Wales politics

Gay marriage: Tories Peter Davies and Rene Kinzett's views

Same sex marriage
Image caption All eight Welsh Tory MPs oppose gay marriage

With Wales' eight Conservative MPs opposing legislation on gay marriage, what do party members think?

Tory MPs will have a free vote in the Commons later on Tuesday and many are expected to vote against The Marriage (Same Sex Couples) Bill.

At the weekend, 23 current and former Conservative constituency chairmen warned Prime Minister David Cameron that the bill, which he supports, could harm the party's election prospects.

However supporters of the bill within the party have called on their MPs to back same sex marriage, with Culture Secretary Maria Miller saying it is "the right thing to do".

We asked two prominent Tories on either side of the debate for their views.

Peter Davies, former chairman, Newport West Conservative Association, ex-member, Welsh Conservative management board

"I am dead against. Marriage, I think, is between opposite sexes.

I am entirely in favour of civil partnerships. I think it's only right and fair that if two people decide to live together that they have rights.

I notice that heterosexual couples cannot have a civil partnership, so it's rather unfair to say one lot of people can have a half-way house recognised by the state and say they should also have full marriage as well.

Apart from that, I believe in the religious definition of marriage - a man and a woman. Same sex couples cannot create children of their own and I think it's always better to have a father and a mother.

I don't think we should be introducing this kind of coupling just to please people because they want it.

We are a very large party. I have been a member for nearly 50 years. We always have little problems, but I think we will get over it one way or another.

In the old days, non-ministerial members of the Conservative party in Parliament would give their views on what the public wanted, what they would put up with and what they would not.

I think one of the troubles with the party at the moment is rather than more experienced long-standing members being listened to, there has been more of a move to get hold of focus groups without listening so much to the views of the political party members concerned.

I can't believe there is a huge majority in favour of same sex marriage. I am prepared to be persuaded that I have got it wrong on the general view of the public because I don't have focus groups reporting to me on it, but my own impression is that people are not particularly in favour of same sex marriage.

I think there is a danger that we will lose a lot of members to UKIP. It then depends an awful lot on who is standing in your constituency. If you are an activist and you have an MP or candidate whose view is basically the same as yours then I don't think you will see people go and join UKIP."

Rene Kinzett, former leader of Swansea council group, and chair, Tory Reform Group in Wales

"The change in the law will recognise that couples in same sex relationships deserve the same rights and should be subject to the same responsibilities as opposite sex couples.

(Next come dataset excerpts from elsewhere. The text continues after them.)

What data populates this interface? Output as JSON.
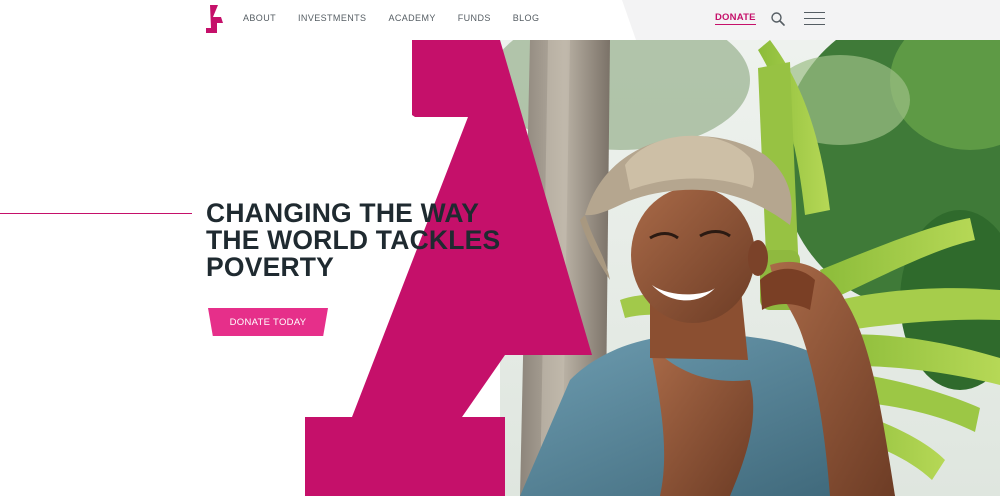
{
  "nav": {
    "items": [
      {
        "label": "ABOUT"
      },
      {
        "label": "INVESTMENTS"
      },
      {
        "label": "ACADEMY"
      },
      {
        "label": "FUNDS"
      },
      {
        "label": "BLOG"
      }
    ],
    "donate_label": "DONATE"
  },
  "hero": {
    "headline_lines": [
      "CHANGING THE WAY",
      "THE WORLD TACKLES",
      "POVERTY"
    ],
    "cta_label": "DONATE TODAY"
  },
  "icons": {
    "logo": "brand-logo-icon",
    "search": "search-icon",
    "menu": "hamburger-menu-icon"
  },
  "colors": {
    "brand_magenta": "#c5106a",
    "cta_pink": "#e62f8a",
    "headline_text": "#1f2a30",
    "nav_text": "#555d63"
  }
}
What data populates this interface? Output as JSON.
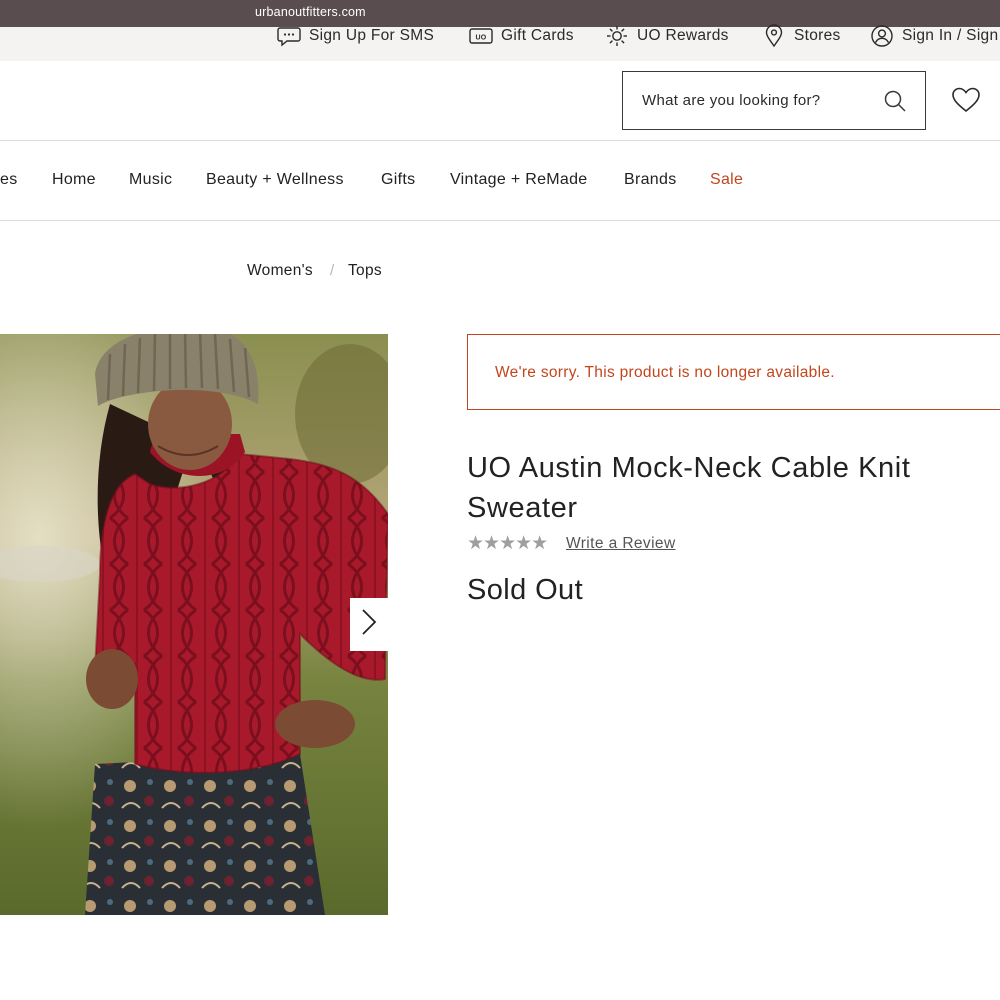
{
  "browser": {
    "url": "urbanoutfitters.com"
  },
  "utility_nav": [
    {
      "label": "Sign Up For SMS",
      "icon": "chat-bubble-icon"
    },
    {
      "label": "Gift Cards",
      "icon": "gift-card-icon"
    },
    {
      "label": "UO Rewards",
      "icon": "sun-icon"
    },
    {
      "label": "Stores",
      "icon": "location-pin-icon"
    },
    {
      "label": "Sign In / Sign",
      "icon": "user-icon"
    }
  ],
  "search": {
    "placeholder": "What are you looking for?"
  },
  "main_nav": [
    {
      "label": "es"
    },
    {
      "label": "Home"
    },
    {
      "label": "Music"
    },
    {
      "label": "Beauty + Wellness"
    },
    {
      "label": "Gifts"
    },
    {
      "label": "Vintage + ReMade"
    },
    {
      "label": "Brands"
    },
    {
      "label": "Sale"
    }
  ],
  "breadcrumb": {
    "items": [
      "Women's",
      "Tops"
    ],
    "separator": "/"
  },
  "product": {
    "alert": "We're sorry. This product is no longer available.",
    "title": "UO Austin Mock-Neck Cable Knit Sweater",
    "stars": "★★★★★",
    "rating_value": 0,
    "review_link": "Write a Review",
    "status": "Sold Out"
  },
  "colors": {
    "accent": "#c2461d",
    "url_bar": "#5a4d4f",
    "utility_bg": "#f4f3f2",
    "sweater": "#a8192b"
  }
}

The state should have no business in discriminating against same sex couples and should no more seek to deny gay men and women the right to a marriage contract than it would try to deny marriage for couples of different skin colour, or couples of different nationalities, or even age or eye colour.

The act of discriminating against an identified group of people and seeking to deny them access to services or denying them the same opportunities as any other group should have no place in a modern, democratic and civilised society.

And it certainly should not have any place within today's Conservative Party.

I simply do not buy the line being peddled by some in the media that activists and members have been deserting my party in droves over the issue of equal marriage.

Of those who have raised the issue with me, most seem to accept that the measure will go through and that as it doesn't have a negative impact on their lives, they are content with that.

There are a minority of people I've spoken to who are fervently against the proposals and make a lot of noise about it.

But such people are always on the look-out for the next issue to bash the prime minister with - one day it's Europe, the next it's gay marriage.

Whilst 23 local party chairmen have expressed their concerns, Conservative Future, the organisation representing around 15,000 younger party members, has written to the prime minister urging him to press ahead with the proposals for equal marriage."